Constructive Algorithm: 1225F
Sometimes, when dealing with such problems like “finding the maximum answer”, it will be helpful to try to find a upper bound for the answer and show it is always achievable.

While doing brute force transition is too slow, we can just match as long as possible (i.e. longest common prefix) if we do match in a transition. Then the solution will work in $O(n \cdot k)$ after preprocessing LCP and RMQ array.
Consider a (cyclic) sequence where the next number of each number is $(x + d) \text{ mod } m$, where $x$ is the current number and $d, m$ is fixed. Then the answer we want is exactly a segment on this cyclic sequence. Then if $n \leq \frac{m}{2}$, we can see the difference $d$ of a two arbitrary numbers will appear $n – cnt$ times, where $cnt$ is the number of numbers between those two. If $n > \frac{m}{2}$, we can the complement and do the same thing.
We try to do fast queries (of sum of values at positions of values of at most $k$) and update (for adding $+1$ or $-1$ to a interval) in a data structure that stores the DP values.

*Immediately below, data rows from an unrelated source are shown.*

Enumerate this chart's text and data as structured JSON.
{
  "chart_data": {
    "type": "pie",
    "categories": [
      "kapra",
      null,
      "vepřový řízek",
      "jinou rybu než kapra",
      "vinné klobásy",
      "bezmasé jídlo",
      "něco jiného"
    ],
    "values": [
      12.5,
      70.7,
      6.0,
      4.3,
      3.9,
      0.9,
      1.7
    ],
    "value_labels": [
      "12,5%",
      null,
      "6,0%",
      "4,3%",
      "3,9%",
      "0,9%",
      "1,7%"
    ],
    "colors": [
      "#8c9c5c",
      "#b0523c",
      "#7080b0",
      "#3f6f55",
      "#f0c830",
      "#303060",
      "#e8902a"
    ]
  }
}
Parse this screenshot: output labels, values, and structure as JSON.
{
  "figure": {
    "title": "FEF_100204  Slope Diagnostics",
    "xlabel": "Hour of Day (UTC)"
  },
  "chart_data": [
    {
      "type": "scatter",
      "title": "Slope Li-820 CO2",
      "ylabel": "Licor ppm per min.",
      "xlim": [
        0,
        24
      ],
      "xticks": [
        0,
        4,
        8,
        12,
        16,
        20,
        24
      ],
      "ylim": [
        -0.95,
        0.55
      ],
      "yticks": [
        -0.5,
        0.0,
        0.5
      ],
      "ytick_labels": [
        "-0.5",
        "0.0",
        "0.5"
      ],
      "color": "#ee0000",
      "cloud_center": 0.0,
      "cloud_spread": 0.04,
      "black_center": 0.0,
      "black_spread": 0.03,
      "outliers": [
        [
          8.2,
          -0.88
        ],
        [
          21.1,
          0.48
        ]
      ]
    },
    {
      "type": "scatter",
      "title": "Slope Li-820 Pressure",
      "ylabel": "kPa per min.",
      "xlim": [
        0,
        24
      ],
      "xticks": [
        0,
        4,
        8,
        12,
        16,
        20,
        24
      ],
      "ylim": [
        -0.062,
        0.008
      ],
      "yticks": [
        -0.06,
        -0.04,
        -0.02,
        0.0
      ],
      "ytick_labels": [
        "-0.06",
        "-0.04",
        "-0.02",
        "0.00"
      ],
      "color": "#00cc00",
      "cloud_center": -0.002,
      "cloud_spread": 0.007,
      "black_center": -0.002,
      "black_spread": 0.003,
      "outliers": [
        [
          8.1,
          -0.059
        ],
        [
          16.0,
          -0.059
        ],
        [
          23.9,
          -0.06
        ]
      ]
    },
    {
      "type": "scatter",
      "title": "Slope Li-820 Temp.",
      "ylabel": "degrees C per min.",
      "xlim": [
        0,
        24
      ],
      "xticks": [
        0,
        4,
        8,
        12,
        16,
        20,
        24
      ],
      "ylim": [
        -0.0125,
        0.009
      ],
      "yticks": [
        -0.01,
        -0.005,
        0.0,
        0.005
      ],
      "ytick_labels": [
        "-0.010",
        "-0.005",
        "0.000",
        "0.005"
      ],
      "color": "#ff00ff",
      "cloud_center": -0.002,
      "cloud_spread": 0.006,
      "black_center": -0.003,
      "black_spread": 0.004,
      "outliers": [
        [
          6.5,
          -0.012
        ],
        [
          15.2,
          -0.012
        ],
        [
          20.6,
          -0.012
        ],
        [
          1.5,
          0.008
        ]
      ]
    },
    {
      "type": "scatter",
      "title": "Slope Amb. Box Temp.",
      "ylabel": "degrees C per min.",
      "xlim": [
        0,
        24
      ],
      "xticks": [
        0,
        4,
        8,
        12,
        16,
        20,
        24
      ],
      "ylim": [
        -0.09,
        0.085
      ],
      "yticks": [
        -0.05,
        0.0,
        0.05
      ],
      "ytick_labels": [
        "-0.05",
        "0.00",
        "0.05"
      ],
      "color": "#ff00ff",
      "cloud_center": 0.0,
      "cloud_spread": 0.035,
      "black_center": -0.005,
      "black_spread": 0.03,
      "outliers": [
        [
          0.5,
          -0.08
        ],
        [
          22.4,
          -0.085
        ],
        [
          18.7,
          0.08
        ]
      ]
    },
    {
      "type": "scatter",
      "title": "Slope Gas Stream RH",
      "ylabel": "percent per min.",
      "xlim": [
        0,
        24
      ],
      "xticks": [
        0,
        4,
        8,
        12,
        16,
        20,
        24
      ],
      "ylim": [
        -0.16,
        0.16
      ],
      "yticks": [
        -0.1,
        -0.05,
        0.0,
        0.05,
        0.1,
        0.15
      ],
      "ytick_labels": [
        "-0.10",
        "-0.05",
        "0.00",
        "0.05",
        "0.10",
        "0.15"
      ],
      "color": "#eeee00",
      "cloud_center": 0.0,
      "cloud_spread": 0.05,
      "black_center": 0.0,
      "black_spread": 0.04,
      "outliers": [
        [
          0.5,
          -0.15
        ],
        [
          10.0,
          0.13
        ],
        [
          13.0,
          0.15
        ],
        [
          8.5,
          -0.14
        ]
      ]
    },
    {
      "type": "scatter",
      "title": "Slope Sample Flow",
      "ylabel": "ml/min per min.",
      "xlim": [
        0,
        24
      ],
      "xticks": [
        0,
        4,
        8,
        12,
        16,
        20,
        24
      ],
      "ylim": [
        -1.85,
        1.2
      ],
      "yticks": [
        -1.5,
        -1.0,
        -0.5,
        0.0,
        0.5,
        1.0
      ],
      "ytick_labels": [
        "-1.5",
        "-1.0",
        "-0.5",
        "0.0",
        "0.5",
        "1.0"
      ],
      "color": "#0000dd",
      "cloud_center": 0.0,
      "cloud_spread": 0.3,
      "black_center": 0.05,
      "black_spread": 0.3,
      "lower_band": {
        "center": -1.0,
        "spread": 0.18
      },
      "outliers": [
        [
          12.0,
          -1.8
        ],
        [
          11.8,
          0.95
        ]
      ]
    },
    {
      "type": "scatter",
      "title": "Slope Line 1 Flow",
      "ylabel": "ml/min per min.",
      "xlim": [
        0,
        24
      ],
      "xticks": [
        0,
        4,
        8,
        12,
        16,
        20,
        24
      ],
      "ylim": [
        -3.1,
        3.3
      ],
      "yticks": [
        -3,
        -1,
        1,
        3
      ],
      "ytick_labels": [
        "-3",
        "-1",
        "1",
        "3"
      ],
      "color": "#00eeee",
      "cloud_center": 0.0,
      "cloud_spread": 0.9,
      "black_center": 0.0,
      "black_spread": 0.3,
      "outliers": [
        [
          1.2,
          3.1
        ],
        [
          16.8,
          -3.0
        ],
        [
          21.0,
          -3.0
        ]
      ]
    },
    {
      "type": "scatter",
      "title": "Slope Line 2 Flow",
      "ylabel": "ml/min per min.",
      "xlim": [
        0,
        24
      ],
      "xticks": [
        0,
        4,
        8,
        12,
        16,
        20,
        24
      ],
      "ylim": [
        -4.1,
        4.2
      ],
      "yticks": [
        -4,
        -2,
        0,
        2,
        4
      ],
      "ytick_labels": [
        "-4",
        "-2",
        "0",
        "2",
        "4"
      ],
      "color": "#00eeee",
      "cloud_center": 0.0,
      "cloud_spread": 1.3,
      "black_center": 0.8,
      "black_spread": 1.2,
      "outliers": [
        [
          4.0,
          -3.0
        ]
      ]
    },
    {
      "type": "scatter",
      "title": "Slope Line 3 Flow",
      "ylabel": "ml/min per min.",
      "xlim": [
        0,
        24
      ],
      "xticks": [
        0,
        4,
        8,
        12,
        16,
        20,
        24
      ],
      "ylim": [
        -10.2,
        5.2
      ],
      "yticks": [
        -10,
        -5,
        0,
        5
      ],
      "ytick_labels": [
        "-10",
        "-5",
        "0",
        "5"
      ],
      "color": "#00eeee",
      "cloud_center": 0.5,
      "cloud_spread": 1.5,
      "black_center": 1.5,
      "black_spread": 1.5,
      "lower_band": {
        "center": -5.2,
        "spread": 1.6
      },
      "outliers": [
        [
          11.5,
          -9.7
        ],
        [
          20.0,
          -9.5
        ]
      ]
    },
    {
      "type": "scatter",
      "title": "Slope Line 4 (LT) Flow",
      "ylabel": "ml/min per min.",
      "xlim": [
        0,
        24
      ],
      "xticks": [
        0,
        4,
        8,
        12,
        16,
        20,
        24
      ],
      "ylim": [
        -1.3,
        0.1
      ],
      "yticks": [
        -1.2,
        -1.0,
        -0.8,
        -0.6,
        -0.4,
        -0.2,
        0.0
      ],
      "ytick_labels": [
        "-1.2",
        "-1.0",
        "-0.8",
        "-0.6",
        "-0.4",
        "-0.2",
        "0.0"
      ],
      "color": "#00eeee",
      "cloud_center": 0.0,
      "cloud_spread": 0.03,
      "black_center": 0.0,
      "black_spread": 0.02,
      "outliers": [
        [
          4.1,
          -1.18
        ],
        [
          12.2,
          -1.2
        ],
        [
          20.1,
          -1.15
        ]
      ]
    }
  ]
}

To do this we can do square root decompostion, where in each block we store the count of a each number and a offset to support fast update. This will cost $O(n \sqrt{n})$ for space (which is a little tight) and time.
To save more space, we can observe that the absolute difference in each block can be at most $\sqrt{n}$. Therefore, we can just store a prefix sum of a certain range of values, which reduces the space complexity to $O(n)$.